I got an email a couple days ago – those are nice because they provide additional evidence that there is still something out there – inquiring about the late Walter “Bud” Moore, who was a father figure even though I was happy he wasn’t my father. By then I didn’t have a father so sometimes he had to do.

When I first started writing about NASCAR full-time, the biggest and best part of my job was Bud Moore’s Spartanburg team. They were the latter days. The sport was passing Bud by, just as it eventually does everyone, including me. Sometimes Bud avoided me. He’d get his secretary and son to occupy me while he snuck out the side door, but after a while, I got wise to him and learned how to intercept him. That was when I got the best stuff.

I got to where I enjoyed the competition. I expect more NASCAR wisdom came out of Bud than anyone else. I developed an imitation of him that I could only use when company allowed me to be profane and loud. The latter day Woods, Eddie and Len, used to want me to “do some Bud” about every time I saw them. I’ll expurgate some of it here.
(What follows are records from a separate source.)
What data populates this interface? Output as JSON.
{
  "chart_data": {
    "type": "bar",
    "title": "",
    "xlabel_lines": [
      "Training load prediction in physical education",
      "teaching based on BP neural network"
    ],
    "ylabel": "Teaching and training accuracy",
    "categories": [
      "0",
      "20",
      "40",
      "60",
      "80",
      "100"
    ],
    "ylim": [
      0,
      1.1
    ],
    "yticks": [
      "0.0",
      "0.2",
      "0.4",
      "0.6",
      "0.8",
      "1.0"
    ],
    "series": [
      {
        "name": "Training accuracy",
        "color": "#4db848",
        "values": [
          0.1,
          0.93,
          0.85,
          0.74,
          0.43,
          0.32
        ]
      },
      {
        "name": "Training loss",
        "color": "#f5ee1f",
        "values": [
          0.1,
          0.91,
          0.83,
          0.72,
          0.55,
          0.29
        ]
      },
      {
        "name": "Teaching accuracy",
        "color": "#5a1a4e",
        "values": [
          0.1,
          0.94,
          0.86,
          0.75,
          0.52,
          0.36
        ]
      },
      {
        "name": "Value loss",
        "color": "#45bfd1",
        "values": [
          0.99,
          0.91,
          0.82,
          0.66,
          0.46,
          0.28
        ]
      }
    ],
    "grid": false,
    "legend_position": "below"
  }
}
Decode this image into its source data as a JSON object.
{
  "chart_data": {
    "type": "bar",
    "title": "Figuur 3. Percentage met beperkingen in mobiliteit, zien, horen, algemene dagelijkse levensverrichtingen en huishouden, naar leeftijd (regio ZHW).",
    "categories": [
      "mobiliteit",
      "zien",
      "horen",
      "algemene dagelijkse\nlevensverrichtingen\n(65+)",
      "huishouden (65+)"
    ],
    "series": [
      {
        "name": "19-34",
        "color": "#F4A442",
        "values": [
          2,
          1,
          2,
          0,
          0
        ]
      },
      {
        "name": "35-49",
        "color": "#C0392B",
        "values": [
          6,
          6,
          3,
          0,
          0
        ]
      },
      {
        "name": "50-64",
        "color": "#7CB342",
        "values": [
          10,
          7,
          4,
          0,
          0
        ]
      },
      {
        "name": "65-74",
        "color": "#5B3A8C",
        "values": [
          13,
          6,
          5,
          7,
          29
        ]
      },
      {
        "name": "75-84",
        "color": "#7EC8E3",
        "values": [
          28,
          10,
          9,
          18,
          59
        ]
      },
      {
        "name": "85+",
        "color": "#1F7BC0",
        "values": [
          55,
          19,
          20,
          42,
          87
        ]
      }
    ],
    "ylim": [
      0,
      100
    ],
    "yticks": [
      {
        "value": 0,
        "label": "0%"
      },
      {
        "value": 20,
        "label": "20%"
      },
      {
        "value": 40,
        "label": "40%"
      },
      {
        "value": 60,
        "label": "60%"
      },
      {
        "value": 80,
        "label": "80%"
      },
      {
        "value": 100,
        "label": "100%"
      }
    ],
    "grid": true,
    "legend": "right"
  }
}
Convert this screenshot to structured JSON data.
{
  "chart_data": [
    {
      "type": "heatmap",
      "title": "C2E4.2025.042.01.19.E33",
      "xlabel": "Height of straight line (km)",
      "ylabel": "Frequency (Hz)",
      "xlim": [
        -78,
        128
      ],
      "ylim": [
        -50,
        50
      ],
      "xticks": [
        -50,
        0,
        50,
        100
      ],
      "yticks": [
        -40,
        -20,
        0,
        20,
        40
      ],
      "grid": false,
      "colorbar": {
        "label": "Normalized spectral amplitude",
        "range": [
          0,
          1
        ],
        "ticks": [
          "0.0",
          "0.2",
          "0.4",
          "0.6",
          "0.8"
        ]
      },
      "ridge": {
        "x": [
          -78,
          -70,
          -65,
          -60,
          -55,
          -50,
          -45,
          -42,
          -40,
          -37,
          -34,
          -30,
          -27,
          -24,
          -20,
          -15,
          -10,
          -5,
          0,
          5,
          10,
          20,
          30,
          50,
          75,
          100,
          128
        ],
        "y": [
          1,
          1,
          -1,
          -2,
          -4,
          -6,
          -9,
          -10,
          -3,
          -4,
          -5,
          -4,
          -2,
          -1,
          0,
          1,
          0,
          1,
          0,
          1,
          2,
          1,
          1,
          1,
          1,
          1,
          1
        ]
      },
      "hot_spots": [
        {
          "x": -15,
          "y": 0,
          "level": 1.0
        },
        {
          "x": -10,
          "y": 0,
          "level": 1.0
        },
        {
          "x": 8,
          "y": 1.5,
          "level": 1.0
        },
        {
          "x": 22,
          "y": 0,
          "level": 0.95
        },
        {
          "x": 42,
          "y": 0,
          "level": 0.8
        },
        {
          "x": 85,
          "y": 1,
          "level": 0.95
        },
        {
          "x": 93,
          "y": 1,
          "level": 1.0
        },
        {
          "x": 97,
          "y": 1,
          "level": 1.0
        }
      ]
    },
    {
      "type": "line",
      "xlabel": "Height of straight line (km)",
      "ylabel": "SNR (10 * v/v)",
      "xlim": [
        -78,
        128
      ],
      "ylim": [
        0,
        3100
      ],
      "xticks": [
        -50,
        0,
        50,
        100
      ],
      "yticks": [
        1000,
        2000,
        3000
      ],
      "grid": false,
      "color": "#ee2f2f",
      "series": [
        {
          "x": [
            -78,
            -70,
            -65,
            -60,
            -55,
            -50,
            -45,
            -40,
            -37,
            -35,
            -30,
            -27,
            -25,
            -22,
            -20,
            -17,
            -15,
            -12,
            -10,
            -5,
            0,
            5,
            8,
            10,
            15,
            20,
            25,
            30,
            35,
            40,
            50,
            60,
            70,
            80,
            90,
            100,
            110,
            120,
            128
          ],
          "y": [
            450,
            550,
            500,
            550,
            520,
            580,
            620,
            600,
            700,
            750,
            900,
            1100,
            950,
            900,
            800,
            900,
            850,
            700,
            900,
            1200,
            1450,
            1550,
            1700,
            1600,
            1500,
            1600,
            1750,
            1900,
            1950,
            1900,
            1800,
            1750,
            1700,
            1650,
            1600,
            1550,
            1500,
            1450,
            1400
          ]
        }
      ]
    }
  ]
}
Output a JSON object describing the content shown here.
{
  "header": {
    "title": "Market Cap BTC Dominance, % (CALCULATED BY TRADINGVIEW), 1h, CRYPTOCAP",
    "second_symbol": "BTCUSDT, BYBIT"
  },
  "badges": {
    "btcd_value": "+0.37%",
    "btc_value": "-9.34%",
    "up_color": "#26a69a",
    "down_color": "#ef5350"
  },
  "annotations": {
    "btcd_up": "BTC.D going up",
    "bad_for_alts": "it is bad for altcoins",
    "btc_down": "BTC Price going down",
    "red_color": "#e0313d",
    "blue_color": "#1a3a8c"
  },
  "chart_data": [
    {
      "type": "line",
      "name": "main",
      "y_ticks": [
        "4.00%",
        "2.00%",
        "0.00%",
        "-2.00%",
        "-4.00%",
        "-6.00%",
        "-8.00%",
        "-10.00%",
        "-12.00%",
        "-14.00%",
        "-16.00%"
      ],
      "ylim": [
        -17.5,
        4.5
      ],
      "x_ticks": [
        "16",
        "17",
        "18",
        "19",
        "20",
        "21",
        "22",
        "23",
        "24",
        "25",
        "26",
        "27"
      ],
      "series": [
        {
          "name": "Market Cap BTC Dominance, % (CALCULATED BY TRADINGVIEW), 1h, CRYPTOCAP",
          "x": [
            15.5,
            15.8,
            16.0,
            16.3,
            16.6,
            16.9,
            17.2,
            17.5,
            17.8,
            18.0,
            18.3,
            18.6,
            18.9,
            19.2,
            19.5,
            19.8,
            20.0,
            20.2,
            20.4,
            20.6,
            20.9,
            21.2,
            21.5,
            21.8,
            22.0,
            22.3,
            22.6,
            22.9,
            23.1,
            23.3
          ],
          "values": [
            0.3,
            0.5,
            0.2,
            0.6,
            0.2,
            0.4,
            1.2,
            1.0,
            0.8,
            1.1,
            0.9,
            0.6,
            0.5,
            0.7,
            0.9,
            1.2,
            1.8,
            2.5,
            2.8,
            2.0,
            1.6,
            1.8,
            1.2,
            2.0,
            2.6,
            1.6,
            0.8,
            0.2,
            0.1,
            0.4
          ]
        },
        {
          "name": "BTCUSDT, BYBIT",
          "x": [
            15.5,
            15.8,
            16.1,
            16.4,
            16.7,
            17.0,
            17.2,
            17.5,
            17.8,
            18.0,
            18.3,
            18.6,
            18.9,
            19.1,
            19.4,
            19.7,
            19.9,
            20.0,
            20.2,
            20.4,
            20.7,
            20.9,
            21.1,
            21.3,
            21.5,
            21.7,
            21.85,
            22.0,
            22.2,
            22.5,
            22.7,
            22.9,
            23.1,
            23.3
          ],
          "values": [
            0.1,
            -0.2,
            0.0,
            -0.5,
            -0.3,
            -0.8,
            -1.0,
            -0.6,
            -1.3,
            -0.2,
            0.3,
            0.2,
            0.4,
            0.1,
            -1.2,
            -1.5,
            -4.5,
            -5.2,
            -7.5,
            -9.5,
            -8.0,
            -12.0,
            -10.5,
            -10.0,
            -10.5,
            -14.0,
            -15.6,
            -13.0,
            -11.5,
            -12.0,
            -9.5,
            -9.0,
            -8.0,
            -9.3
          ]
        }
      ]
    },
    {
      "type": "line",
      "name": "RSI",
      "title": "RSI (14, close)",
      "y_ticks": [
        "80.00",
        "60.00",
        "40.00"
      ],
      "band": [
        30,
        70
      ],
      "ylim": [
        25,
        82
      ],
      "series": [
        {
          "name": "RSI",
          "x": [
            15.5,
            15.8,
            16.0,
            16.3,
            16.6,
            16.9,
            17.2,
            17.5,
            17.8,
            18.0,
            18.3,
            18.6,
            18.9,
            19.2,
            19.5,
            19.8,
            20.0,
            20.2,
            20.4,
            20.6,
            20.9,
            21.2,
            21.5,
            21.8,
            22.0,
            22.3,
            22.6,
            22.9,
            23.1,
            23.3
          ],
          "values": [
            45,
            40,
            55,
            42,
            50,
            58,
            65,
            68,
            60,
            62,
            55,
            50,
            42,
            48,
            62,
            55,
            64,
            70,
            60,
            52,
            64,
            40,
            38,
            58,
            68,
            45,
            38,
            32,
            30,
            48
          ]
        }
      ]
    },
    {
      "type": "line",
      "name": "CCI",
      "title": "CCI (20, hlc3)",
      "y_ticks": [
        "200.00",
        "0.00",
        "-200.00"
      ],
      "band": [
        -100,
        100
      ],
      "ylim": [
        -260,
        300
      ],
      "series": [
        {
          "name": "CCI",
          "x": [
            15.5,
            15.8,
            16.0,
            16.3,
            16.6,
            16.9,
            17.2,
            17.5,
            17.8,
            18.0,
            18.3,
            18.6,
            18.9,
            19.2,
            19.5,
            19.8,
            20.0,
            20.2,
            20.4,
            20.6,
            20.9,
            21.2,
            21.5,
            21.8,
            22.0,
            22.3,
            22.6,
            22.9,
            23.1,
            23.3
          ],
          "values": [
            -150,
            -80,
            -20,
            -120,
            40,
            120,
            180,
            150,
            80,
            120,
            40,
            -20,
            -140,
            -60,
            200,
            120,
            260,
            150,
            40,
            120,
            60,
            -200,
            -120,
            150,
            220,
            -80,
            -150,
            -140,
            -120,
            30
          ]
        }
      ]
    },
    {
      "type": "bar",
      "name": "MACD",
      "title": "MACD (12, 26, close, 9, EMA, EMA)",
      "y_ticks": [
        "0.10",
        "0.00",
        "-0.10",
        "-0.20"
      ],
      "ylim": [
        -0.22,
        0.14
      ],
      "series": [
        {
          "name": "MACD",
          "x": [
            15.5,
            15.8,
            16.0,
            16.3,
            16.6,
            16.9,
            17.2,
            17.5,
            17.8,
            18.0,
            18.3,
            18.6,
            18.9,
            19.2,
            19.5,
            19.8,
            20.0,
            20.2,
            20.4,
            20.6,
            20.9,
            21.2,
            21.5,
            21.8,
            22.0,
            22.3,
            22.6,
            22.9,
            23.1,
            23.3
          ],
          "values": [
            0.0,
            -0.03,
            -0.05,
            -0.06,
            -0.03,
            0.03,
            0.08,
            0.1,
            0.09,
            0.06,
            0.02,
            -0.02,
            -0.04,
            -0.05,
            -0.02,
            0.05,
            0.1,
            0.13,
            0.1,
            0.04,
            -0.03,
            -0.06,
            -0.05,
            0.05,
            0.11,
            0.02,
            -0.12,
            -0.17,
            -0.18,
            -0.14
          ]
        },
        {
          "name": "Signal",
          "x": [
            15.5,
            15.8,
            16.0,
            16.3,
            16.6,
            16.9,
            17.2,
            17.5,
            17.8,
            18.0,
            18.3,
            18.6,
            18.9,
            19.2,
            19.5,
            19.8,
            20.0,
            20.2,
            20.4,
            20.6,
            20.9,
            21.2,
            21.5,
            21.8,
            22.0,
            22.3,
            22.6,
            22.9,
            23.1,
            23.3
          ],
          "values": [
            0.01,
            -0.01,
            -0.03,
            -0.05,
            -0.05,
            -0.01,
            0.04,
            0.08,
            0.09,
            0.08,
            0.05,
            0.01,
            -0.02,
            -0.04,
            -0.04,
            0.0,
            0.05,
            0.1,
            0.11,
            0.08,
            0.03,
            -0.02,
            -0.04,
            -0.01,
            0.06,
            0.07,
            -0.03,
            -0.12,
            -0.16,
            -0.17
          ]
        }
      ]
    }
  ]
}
Bud hated Bristol because racing there tore up too many of his handcrafted Fords. Leaning on a stack of tires one night, he said to me, “It ought to be against the law to run more than two dozen cars around this pinball machine.”

The whole team was mad at me early one morning in Hampton, Ga., because of a headline one of the talented hands on the newspaper desk had attached to my story.

“There was nothing wrong with that story,” I said. “We writers don’t get to write the headlines.”

“Well, son, you gotta control them headlines,” he replied.

I sulled up over that. He didn’t apologize. He just watched me simmer for a while and said, “Come over here and get you some of this barbecue.”

“They got food in the press box,” I snapped.

“Ain’t got none like this here,” he said.

Bud was good at giving me the lowdown on what was going on. It’s funny that the two men in NASCAR who were best at putting complex matters in simple terms had similar names, Bud Moore and Buddy Baker.

The last time I ever saw him in person was the best moment of my sportswrting career. It was the day Bud was inducted into the NASCAR Hall of Fame. The TV network had a set where they brought each new member up for an interview. I was talking to Bud, and a young woman hustled up and informed him it was his turn and he needed to get up and sit behind that table immediately.

Bud whirled around and said, “Look here, little girl, this feller here is a friend of mine, and I’m a-talking to him, and I’m a-gonna talk to him until he lets me know he’s got what he needs. You understand me?”

I asked him one more question, just to demonstrate my newfound power, and told him to go ahead and get his live interview done.

That was about the time that television became the absolute ruler of all NASCAR media, and I wouldn’t trade that memory for the Pulitzer Prize.